The Heroes of Weaverham are now set up in the reasonably safe and cosmopolitan town of Dolmvay (a nice nod that I took piecemeal from the Labyrinth Lord rulebook), renting an outbuilding from a down-on-his-luck minor noble while trying out their new magical toy, a mirror that sends them to various odd places.
This time the party decided to go through the mirror to the "seaside-smelling place", which turned out to be the island described here and here. Initially, they came through right as the sun was starting to go down. They used the 40 minutes of decent light that they had left to quickly scout out the town and then nipped back through the mirror as night was starting to fall. They decided to then go to sleep and wake up in the dead of night, which they calculated as being early morning through the mirror.
They did so and this time continued scouting out the town. They found the altar and figured out that they could open it; they decided not to in case there were catacombs below. After scouting the jungle and finding the detritus that surrounded the town, they got a little freaked and then decided to check out the beach, eventually hiking all the way around the island -- after a number of hours of hiking, they made it around to the fecund stream that ran out of the hideout described in the second post above. Going up the creek, they got to within a few hundred feet of the cave opening before losing their nerve and going back to the beach.

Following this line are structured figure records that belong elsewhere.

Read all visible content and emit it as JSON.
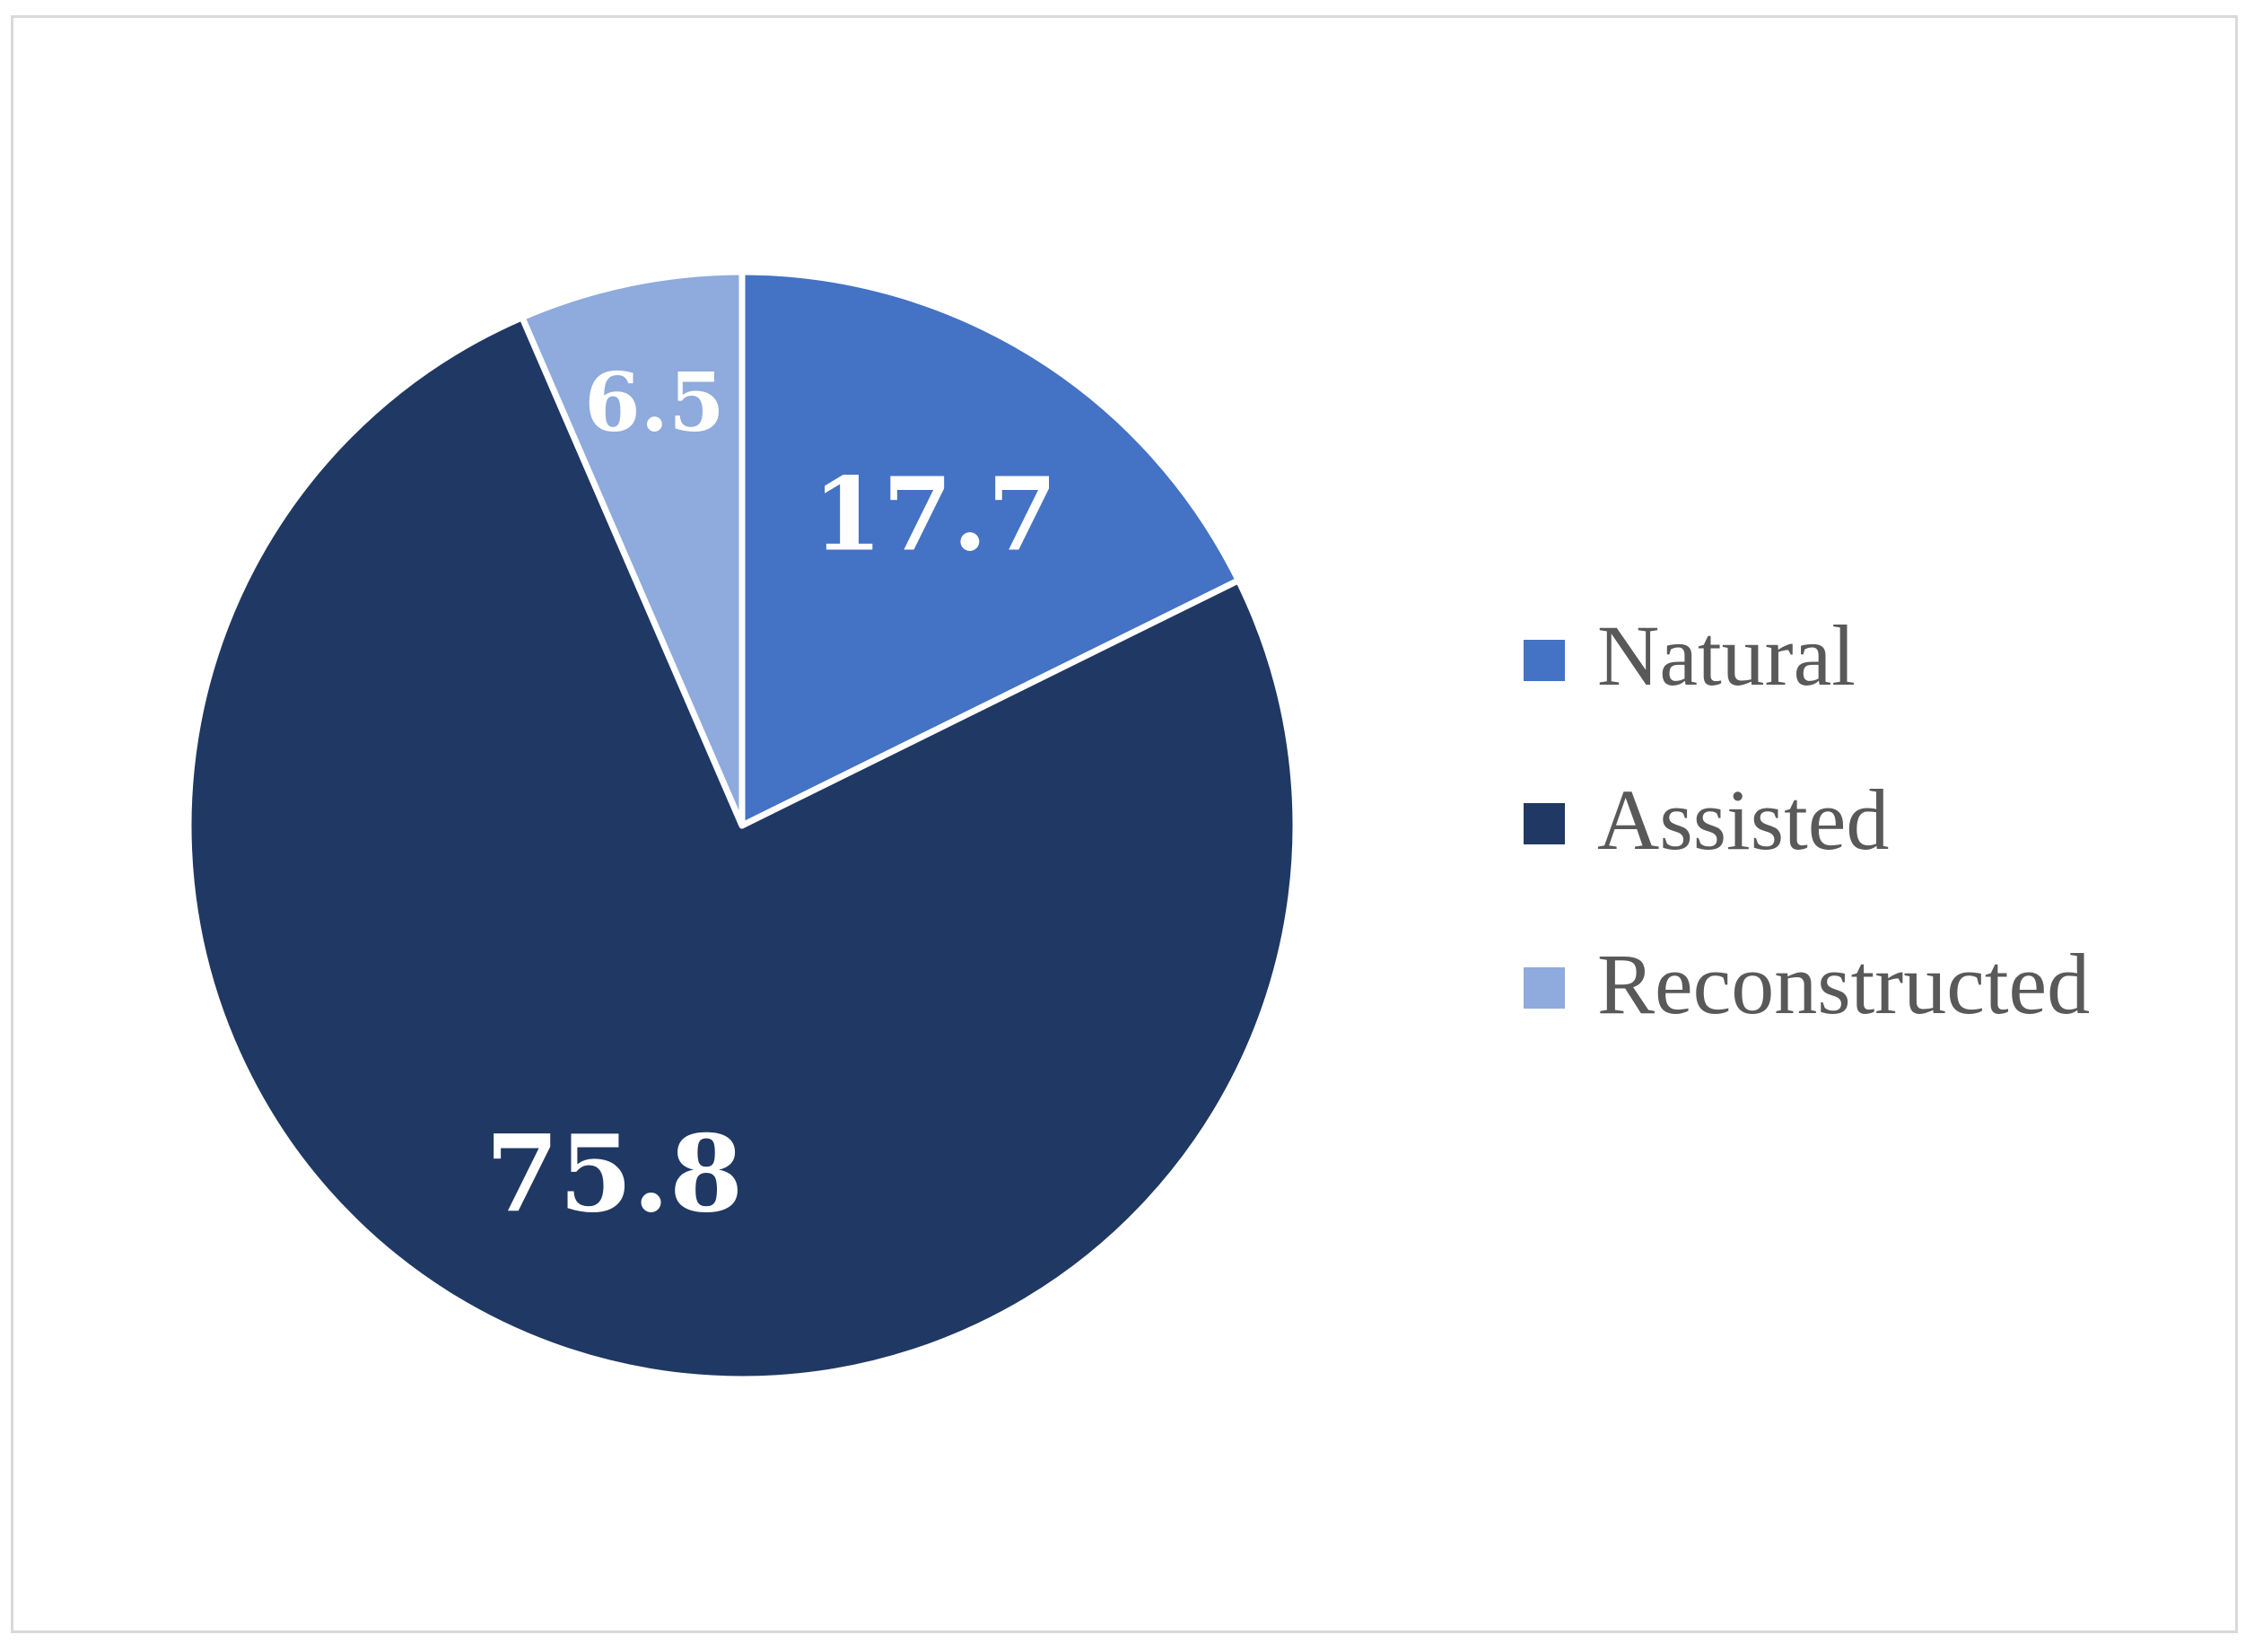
{
  "chart_data": {
    "type": "pie",
    "categories": [
      "Natural",
      "Assisted",
      "Reconstructed"
    ],
    "values": [
      17.7,
      75.8,
      6.5
    ],
    "data_labels": [
      "17.7",
      "75.8",
      "6.5"
    ],
    "colors": [
      "#4472C4",
      "#203864",
      "#8FAADC"
    ],
    "start_angle_deg": 0,
    "direction": "clockwise",
    "legend": {
      "position": "right",
      "entries": [
        "Natural",
        "Assisted",
        "Reconstructed"
      ]
    }
  }
}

It took about 10 minutes for them to figure out a way to get across the creek without actually touching the water and after getting back to the town, they decided to open the altar.
Upon finding the religious artifacts, they immediately jumped back through the mirror and set about having them appraised, including taking the kris blades to the local weaponsmith and paying him for his professional opinion. I was somewhat surprised by this, especially since they had cast Detect Magic and knew that all of these items were minorly magical; apparently the lure of gold (which will doubtless be spent carousing) is stronger than any potential utility that these items might serve.
It's definitely a trend now with this party, they seem uneasy about entering into dungeon-y type areas or taking on obvious threats while concentrating on grabbing whatever loot they can and then scarpering back to town to spend their ill-gotten gains on debauchery. Considering the mortality rate of their Labyrinth Lord characters compared to the campaigns run in other systems, this kind of reaction shouldn't be too surprising, I guess it's also accentuated by the fact that when they have ventured into dangerous situations, they've managed to avoid most of the richest rewards through bad luck and general trepidation, which would reinforce the desire to be risk-averse.